Activation of PPARα inhibits IGF‐I‐mediated growth and survival responses in medulloblastoma cell lines

Abstract

Recent studies suggest a potential role of lipid lowering drugs, fibrates and statins, in anticancer treatment. One candidate for tumor chemoprevention is fenofibrate, which is a potent agonist of peroxisome proliferator activated receptor alpha (PPARα). Our results demonstrate elevated expression of PPARα in the nuclei of neoplatic cells in 12 out of 13 cases of medulloblastoma, and of PPARγ in six out of 13 cases. Further analysis demonstrated that aggressive mouse medulloblastoma cells, BsB8, express PPARα in the absence PPARγ, and human medulloblastoma cells, D384 and Daoy, express both PPARα and PPARγ. Mouse and human cells responded to fenofibrate by a significant increase of PPAR‐mediated transcriptional activity, and by a gradual accumulation of cells in G1 and G2/M phase of the cell cycle, leading to the inhibition of cell proliferation and elevated apoptosis.

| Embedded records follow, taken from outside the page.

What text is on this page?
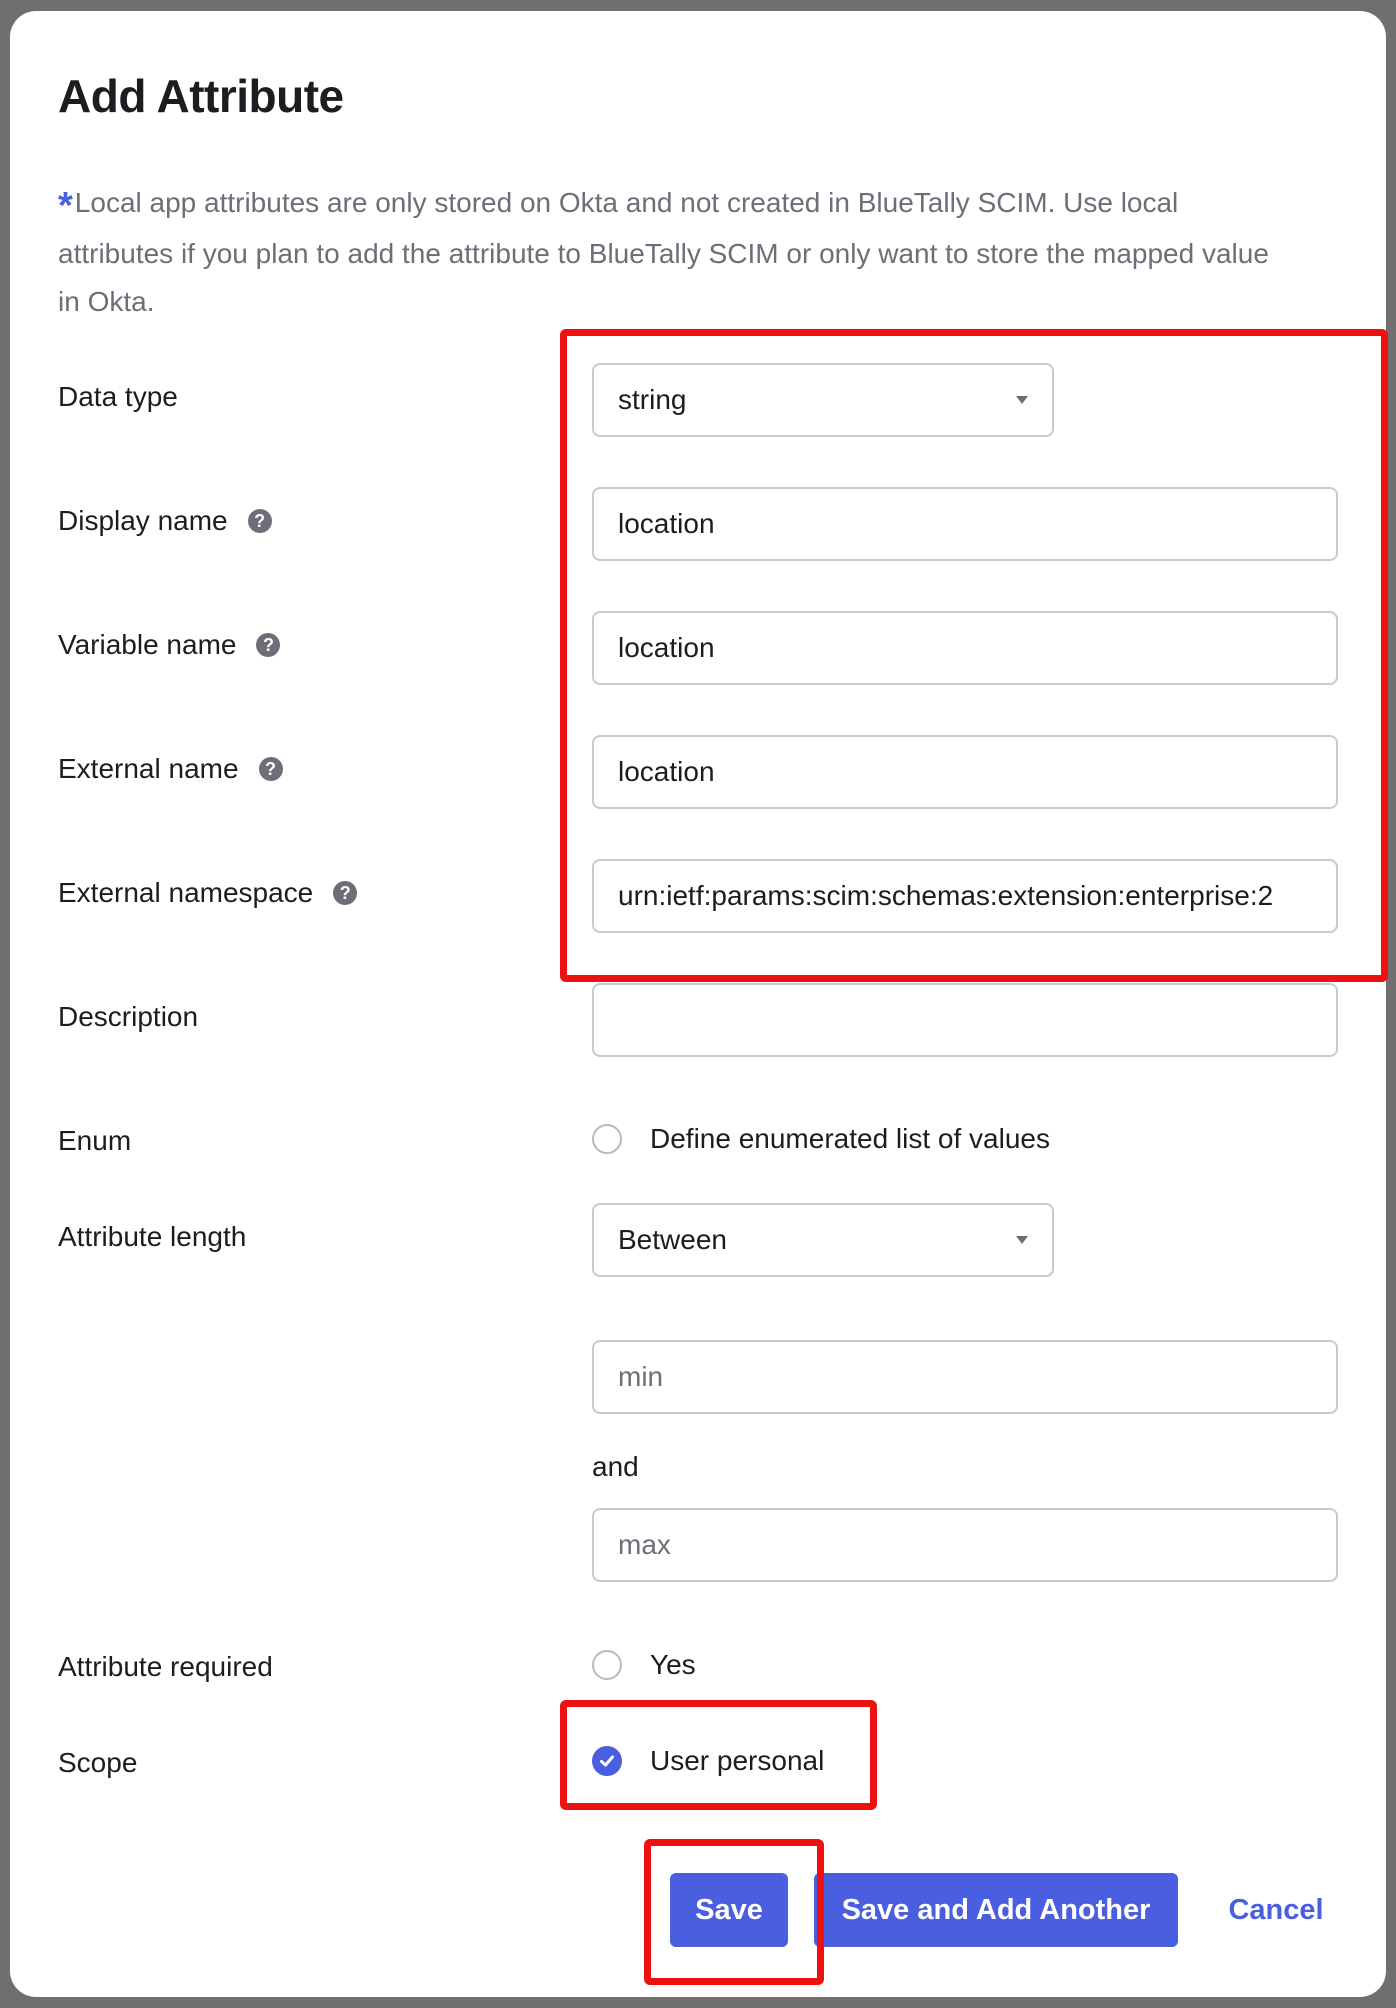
Add Attribute
*Local app attributes are only stored on Okta and not created in BlueTally SCIM. Use local attributes if you plan to add the attribute to BlueTally SCIM or only want to store the mapped value in Okta.
Data type	string
Display name	?	location
Variable name	?	location
External name	?	location
External namespace	?	urn:ietf:params:scim:schemas:extension:enterprise:2
Description
Enum	Define enumerated list of values
Attribute length	Between
min
and
max
Attribute required	Yes
Scope	User personal
Save	Save and Add Another	Cancel
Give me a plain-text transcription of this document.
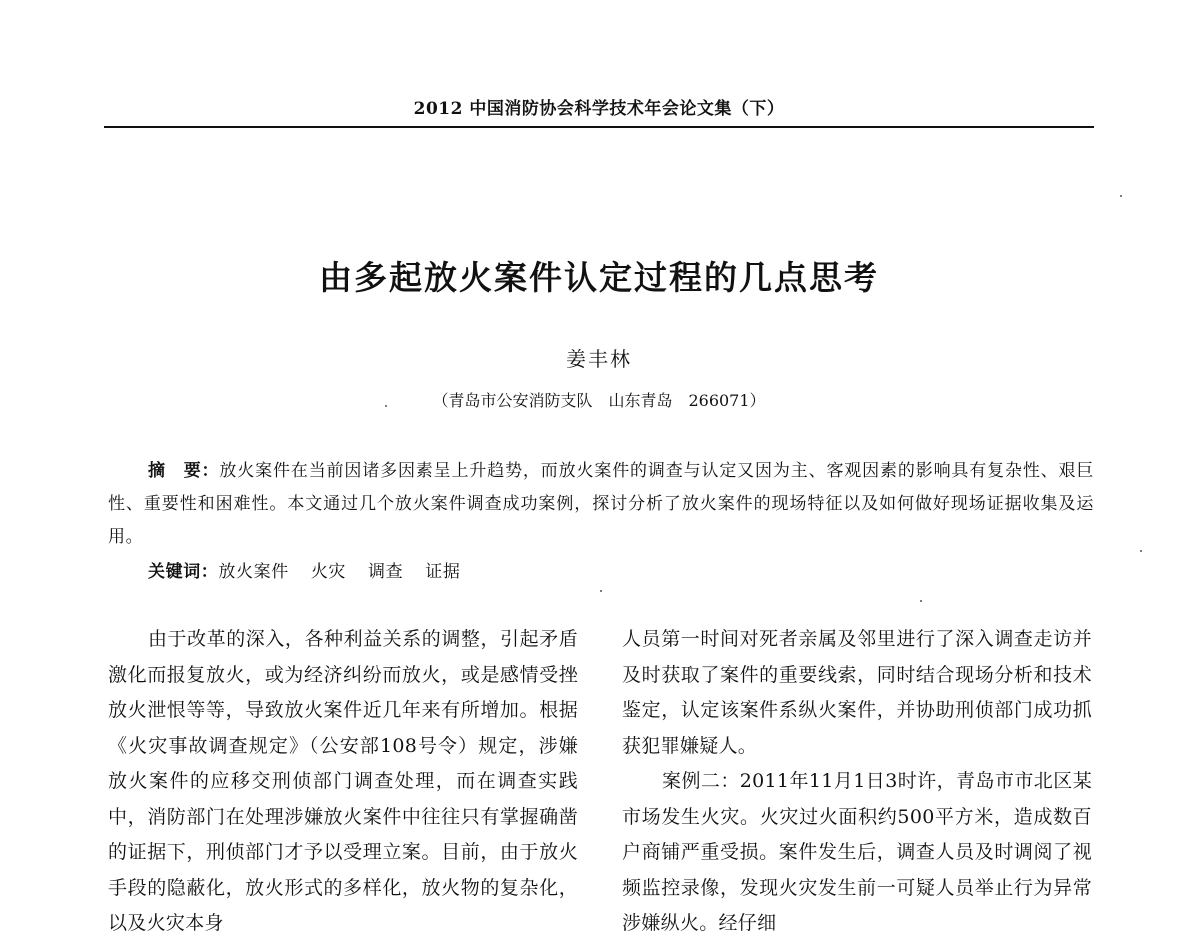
2012 中国消防协会科学技术年会论文集（下）
由多起放火案件认定过程的几点思考
姜丰林
（青岛市公安消防支队　山东青岛　266071）
摘　要：放火案件在当前因诸多因素呈上升趋势，而放火案件的调查与认定又因为主、客观因素的影响具有复杂性、艰巨性、重要性和困难性。本文通过几个放火案件调查成功案例，探讨分析了放火案件的现场特征以及如何做好现场证据收集及运用。
关键词：放火案件 火灾 调查 证据

由于改革的深入，各种利益关系的调整，引起矛盾激化而报复放火，或为经济纠纷而放火，或是感情受挫放火泄恨等等，导致放火案件近几年来有所增加。根据《火灾事故调查规定》（公安部108号令）规定，涉嫌放火案件的应移交刑侦部门调查处理，而在调查实践中，消防部门在处理涉嫌放火案件中往往只有掌握确凿的证据下，刑侦部门才予以受理立案。目前，由于放火手段的隐蔽化，放火形式的多样化，放火物的复杂化，以及火灾本身

人员第一时间对死者亲属及邻里进行了深入调查走访并及时获取了案件的重要线索，同时结合现场分析和技术鉴定，认定该案件系纵火案件，并协助刑侦部门成功抓获犯罪嫌疑人。

案例二：2011年11月1日3时许，青岛市市北区某市场发生火灾。火灾过火面积约500平方米，造成数百户商铺严重受损。案件发生后，调查人员及时调阅了视频监控录像，发现火灾发生前一可疑人员举止行为异常涉嫌纵火。经仔细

Preincubation of BsB8 cells with fenofibrate attenuated IGF‐I‐induced IRS‐1, Akt, ERKs and GSK3β phosphorylation, and inhibited clonogenic growth. In Daoy and D384 cells, fenofibrate also inhibited IGF‐I‐mediated growth responses, and simultaneous delivery of fenofibrate with low dose of the IGF‐IR inhibitor, NVP‐AEW541, completely abolished their clonogenic growth and survival. These results indicate a strong supportive role of fenofibrate in chemoprevention against IGF‐I‐induced growth responses in medulloblastoma.